The part of her that was
La Bella Dama
's avenger said he was full of shit, and she wanted to fix whatever had upset him. She couldn't do that, though, if he didn't let her in and tell her what it was.

“Everything okay at home?”

“Everything's fine.” His voice was too calm, too measured, and she couldn't discern anything else from his scent and energy. It was all too still and unchanging, practically artificial in constitution.

She got on all fours and crawled toward the middle of the bed, putting her head between his and the television. His gaze's focus didn't move—pupils didn't dilate. “Sean?”

“Hmm?”

“You okay?”

“Don't worry. Everything's fine.”

“No it's not. You're scaring me.”

“I just want to be alone right now. You've got to leave cats alone sometimes.”

Bull
.

Cats may have wanted to be left to their own devices on occasion, but the cat inside
her
wanted to call him on it.
He's lying
, she seemed to be saying, and although Hannah had a hell of a time figuring out what was simply her human conscience talking and what warnings came from the new cat inside her, those words were clear as day.
He's lying.

He drew away from the hand she reached out to push his hair out of his eyes—some instinctive flinch that had his body moving even if his expression didn't.

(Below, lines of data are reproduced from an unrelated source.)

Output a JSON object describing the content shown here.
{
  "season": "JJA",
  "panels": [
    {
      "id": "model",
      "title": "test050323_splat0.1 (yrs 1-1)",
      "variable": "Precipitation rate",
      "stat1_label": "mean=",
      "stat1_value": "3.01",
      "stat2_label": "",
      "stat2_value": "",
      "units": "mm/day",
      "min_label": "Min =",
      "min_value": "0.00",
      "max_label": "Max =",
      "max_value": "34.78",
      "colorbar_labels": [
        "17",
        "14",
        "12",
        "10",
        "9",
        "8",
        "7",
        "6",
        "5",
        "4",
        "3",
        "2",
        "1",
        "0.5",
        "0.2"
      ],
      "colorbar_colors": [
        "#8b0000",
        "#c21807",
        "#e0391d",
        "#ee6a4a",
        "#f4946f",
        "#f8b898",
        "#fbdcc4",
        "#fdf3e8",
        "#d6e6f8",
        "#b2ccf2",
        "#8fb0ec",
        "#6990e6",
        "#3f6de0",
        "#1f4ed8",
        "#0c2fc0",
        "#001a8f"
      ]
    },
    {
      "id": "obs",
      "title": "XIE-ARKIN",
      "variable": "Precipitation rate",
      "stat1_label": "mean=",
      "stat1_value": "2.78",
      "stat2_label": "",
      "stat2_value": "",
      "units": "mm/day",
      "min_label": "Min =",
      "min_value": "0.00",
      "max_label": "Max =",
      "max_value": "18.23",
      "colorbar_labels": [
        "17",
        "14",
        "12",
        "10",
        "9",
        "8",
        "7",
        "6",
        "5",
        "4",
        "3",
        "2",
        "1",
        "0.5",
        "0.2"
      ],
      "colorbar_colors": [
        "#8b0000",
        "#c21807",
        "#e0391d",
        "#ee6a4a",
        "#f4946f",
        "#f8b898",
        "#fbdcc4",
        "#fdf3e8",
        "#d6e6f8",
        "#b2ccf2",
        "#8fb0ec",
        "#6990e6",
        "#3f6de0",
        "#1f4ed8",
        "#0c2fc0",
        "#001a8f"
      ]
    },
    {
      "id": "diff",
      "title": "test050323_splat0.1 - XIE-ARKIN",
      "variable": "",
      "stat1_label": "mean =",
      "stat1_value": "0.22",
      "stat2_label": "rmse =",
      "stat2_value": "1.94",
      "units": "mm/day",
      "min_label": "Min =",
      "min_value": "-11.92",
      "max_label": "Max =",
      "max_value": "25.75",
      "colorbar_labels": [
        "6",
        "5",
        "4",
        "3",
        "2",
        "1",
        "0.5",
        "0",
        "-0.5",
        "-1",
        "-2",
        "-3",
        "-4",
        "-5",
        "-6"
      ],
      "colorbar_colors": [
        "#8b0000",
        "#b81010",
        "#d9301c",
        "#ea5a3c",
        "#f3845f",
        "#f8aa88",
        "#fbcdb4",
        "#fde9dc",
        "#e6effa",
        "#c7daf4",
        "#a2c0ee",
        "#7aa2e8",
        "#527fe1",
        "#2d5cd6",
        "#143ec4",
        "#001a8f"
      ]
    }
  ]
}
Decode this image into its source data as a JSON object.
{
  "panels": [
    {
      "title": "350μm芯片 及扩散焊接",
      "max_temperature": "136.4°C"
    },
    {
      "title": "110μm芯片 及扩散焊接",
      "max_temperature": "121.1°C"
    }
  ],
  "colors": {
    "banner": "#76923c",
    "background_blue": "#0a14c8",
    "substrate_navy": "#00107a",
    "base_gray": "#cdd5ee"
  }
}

“I don't understand why you're doing this. Are you mad at me?”

No response.

She'd never been so afraid of quiet in all her life, and she didn't know what to do to make him respond to her. She wasn't used to begging. It was easier to just walk away, especially when she didn't think something was worth begging for. Sean was, or at least she thought, but she didn't think simpering would make a difference. He wasn't listening. He didn't care, or
couldn't
care—she wasn't sure which.

So, she did walk away, because she didn't know what else to do.

CHAPTER TWENTY-ONE

It was easiest not to feel anything.

Sean had learned that lesson when his father died and when there had been so many emotions to filter and regulate. Grief. Guilt. Righteousness. Regret. Humiliation. Hopelessness. Pride.